What frameworks can and can’t ship
McKinsey’s 2026 data finds that 62% of organisations experiment with AI agents while fewer than 25% scale to production. Gartner projects that by end of 2027, more than 40% of agentic AI projects will be put on hold, citing unclear business value and insufficient risk controls. The common thread is frameworks being used as shipped, without the constraint layer that makes production at scale viable.
CCGS at full capacity (49 agents, 73 skills, 41 templates, 12 hooks) is a starting position. It is well-engineered and thoughtfully structured for a broad range of users across Godot, Unity, and Unreal, across novice and experienced developers, across casual prototypes and serious production runs. A generic framework cannot anticipate the specific failure modes of a specific project. It can only give you the surface to work from.
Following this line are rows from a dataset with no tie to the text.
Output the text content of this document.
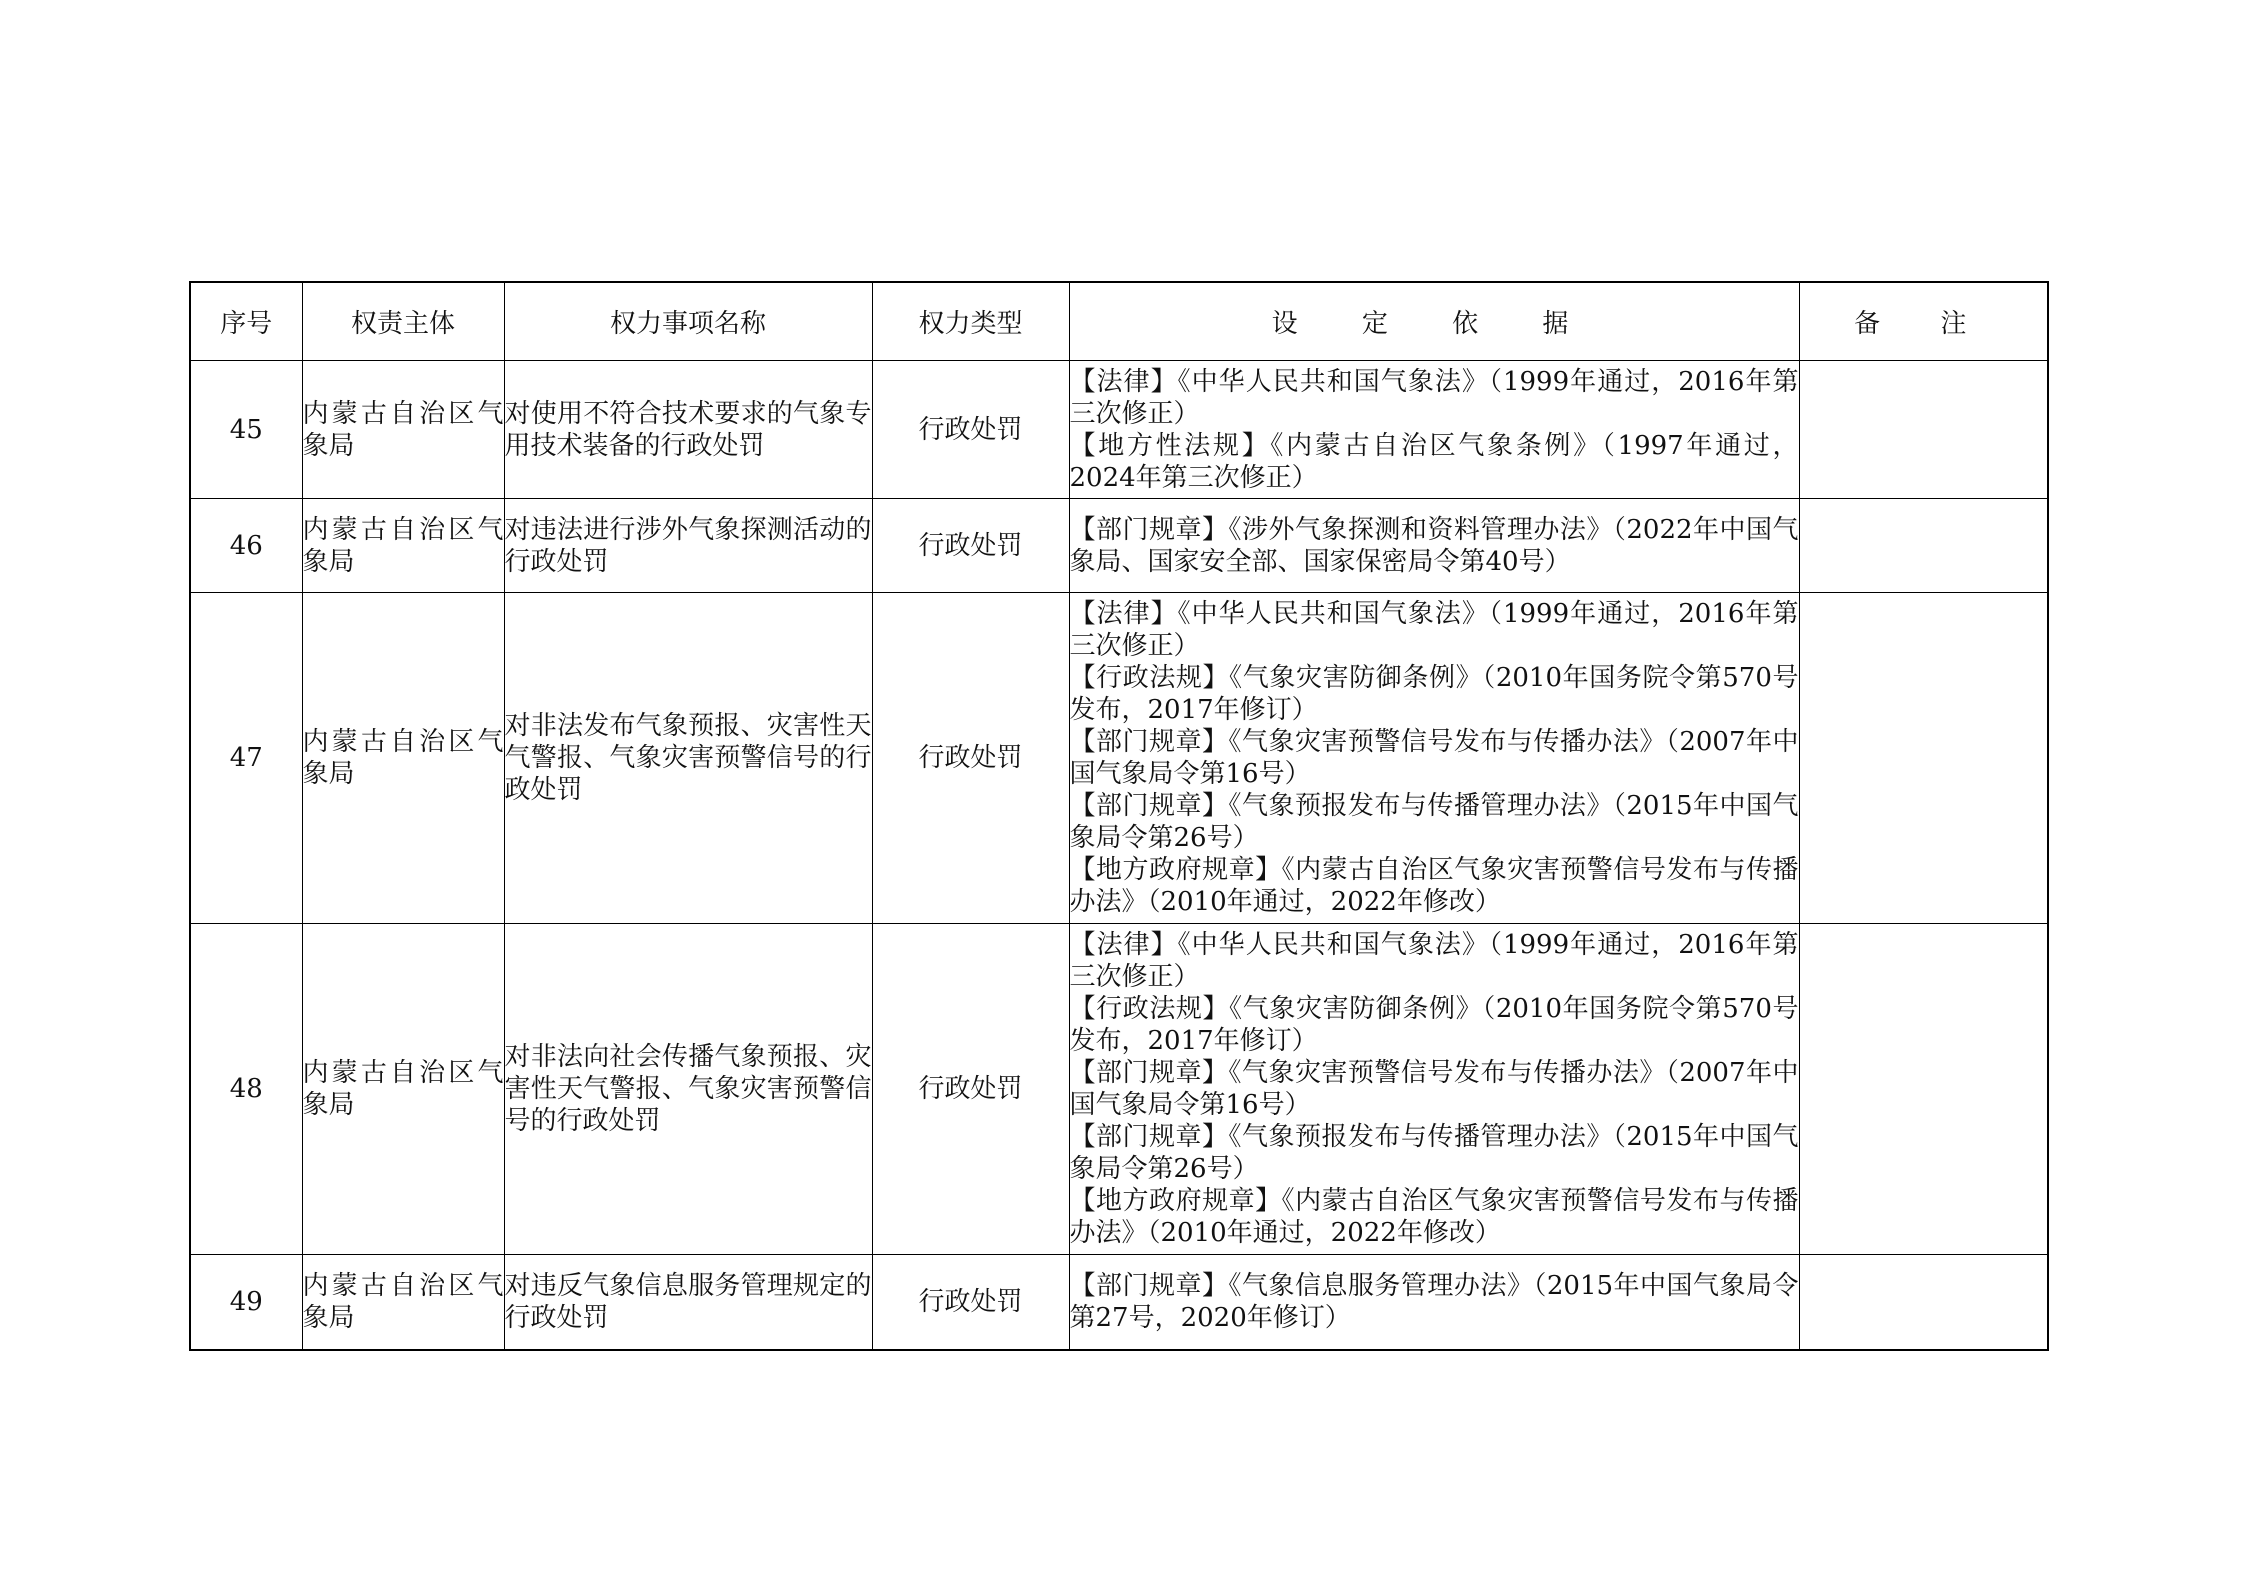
序号	权责主体	权力事项名称	权力类型	设 定 依 据	备 注
45	内蒙古自治区气象局	对使用不符合技术要求的气象专用技术装备的行政处罚	行政处罚	【法律】《中华人民共和国气象法》（1999年通过，2016年第三次修正）
【地方性法规】《内蒙古自治区气象条例》（1997年通过，2024年第三次修正）	

46	内蒙古自治区气象局	对违法进行涉外气象探测活动的行政处罚	行政处罚	【部门规章】《涉外气象探测和资料管理办法》（2022年中国气象局、国家安全部、国家保密局令第40号）	

47	内蒙古自治区气象局	对非法发布气象预报、灾害性天气警报、气象灾害预警信号的行政处罚	行政处罚	【法律】《中华人民共和国气象法》（1999年通过，2016年第三次修正）
【行政法规】《气象灾害防御条例》（2010年国务院令第570号发布，2017年修订）
【部门规章】《气象灾害预警信号发布与传播办法》（2007年中国气象局令第16号）
【部门规章】《气象预报发布与传播管理办法》（2015年中国气象局令第26号）
【地方政府规章】《内蒙古自治区气象灾害预警信号发布与传播办法》（2010年通过，2022年修改）	

48	内蒙古自治区气象局	对非法向社会传播气象预报、灾害性天气警报、气象灾害预警信号的行政处罚	行政处罚	【法律】《中华人民共和国气象法》（1999年通过，2016年第三次修正）
【行政法规】《气象灾害防御条例》（2010年国务院令第570号发布，2017年修订）
【部门规章】《气象灾害预警信号发布与传播办法》（2007年中国气象局令第16号）
【部门规章】《气象预报发布与传播管理办法》（2015年中国气象局令第26号）
【地方政府规章】《内蒙古自治区气象灾害预警信号发布与传播办法》（2010年通过，2022年修改）	

49	内蒙古自治区气象局	对违反气象信息服务管理规定的行政处罚	行政处罚	【部门规章】《气象信息服务管理办法》（2015年中国气象局令第27号，2020年修订）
What elysi built (the trimmed hierarchy, the bash tooling, the test suite, the capped register) is the production system. It is specific to their project, their failure modes, their context budget, their engine, their codebase. It emerged from 19 days of running the official framework until the official framework broke. The restart was the method. The constraint set that came out of the restart is the product.
You can download CCGS in seconds. You can’t download the 19 days that taught elysi what to cut.